A questo riguardo il patrimonio a disposizione del Coach Strategico è un insieme di costrutti epistemologici e logici ben precisi ed evoluti. Le sue strategie e le sue tecniche non sono mai esecuzioni improvvisate, ma sono piuttosto l’espressione di una “tecnologia avanzata”, resa possibile dall’utilizzo di quella branca specialistica della logica matematica nota come “logica strategica” (da cui la denominazione di coaching “strategico”), dall’impiego delle cosiddette “logiche non ordinarie” (logica dell’autoinganno, della contraddizione, del paradosso), dall’adozione di una precisa epistemologia (quella costruttivista), e dalla costante interazione tra questi due livelli (logico ed epistemologico) con quello dell’applicazione empirica
Ma il coaching strategico rimanda anche alla saggezza di antiche tradizioni, come quella greca e cinese, che hanno saputo condensare le conoscenze, le abilità e l’intelligenza pragmatica nella raffinata arte della Metis e dello stratagemma cinese. E, parallelamente, all’affascinante mondo della comunicazione persuasoria che, a partire dai sofisti e dallo studio della retorica fino ai più recenti sviluppi della Scuola di Palo Alto ha permesso lo sviluppo di modalità di comunicazione suggestiva e ingiuntiva sempre più evolute, di cui il “dialogo strategico” rappresenta l’espressione più recente e raffinata.

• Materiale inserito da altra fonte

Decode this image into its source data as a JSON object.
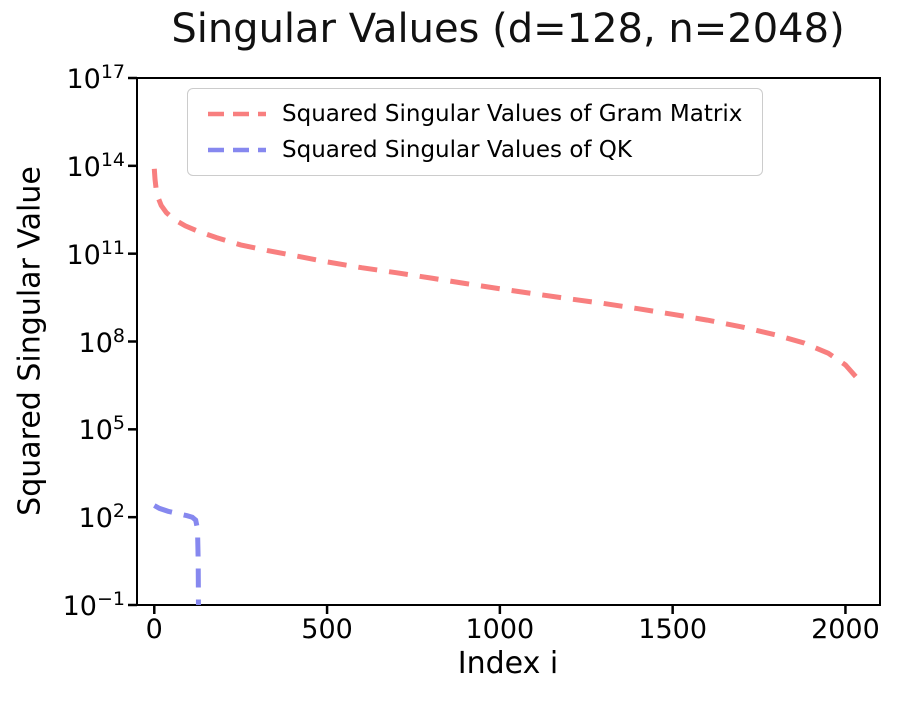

Ed ecco allora un ulteriore aspetto che rende il coaching strategico distinto dagli altri approcci: grazie alle sue caratteristiche questo modello permette di ottenere una concreta efficacia in tempi brevi non solo quando si esprime nell’interazione tra due soggetti (il coach e il suo interlocutore, individuo o gruppo che sia), ma anche qualora ognuno di noi senta il bisogno di diventare “coach di sé stesso”.
Dal momento che ogni individuo è attivo costruttore della propria realtà, una volta acquisite le conoscenze strategiche necessarie ed esercitate le abilità essenziali, chiunque può diventare non solo capace di evitare pericolose “trappole” mentali, ma anche in grado di guidarsi in un percorso che gli permetta di uscirne rapidamente nel caso in cui vi sia rimasto intrappolato. Come il Barone di Munchausen, che caduto in una palude riesce a sollevare se stesso e il proprio cavallo tirandosi da solo per il codino, la persona può quindi impegnarsi in un vero e proprio processo di “self-coaching”.
Questo, ovviamente, a patto che la trappola in cui è caduta non sia ormai troppo profonda, caso in cui sarà invece necessario l’aiuto di un coach esterno.
Per tutte queste caratteristiche, e in perfetta linea con l’epistemologia costruttivista che ne è alla base, il coaching strategico mal si lascia incasellare in una descrizione precisa di ciò che “è cercando invece di distinguersi per ciò che “fa” e per “come” lo fa.
Il coach strategico“non fa niente di difficile; e dato che si limita ad innescare discretamente processi che si svilupperanno da sé, non fa neppure nulla di grande. Ma è appunto per questo che è in grado di compiere ciò che alla fine sarà grande.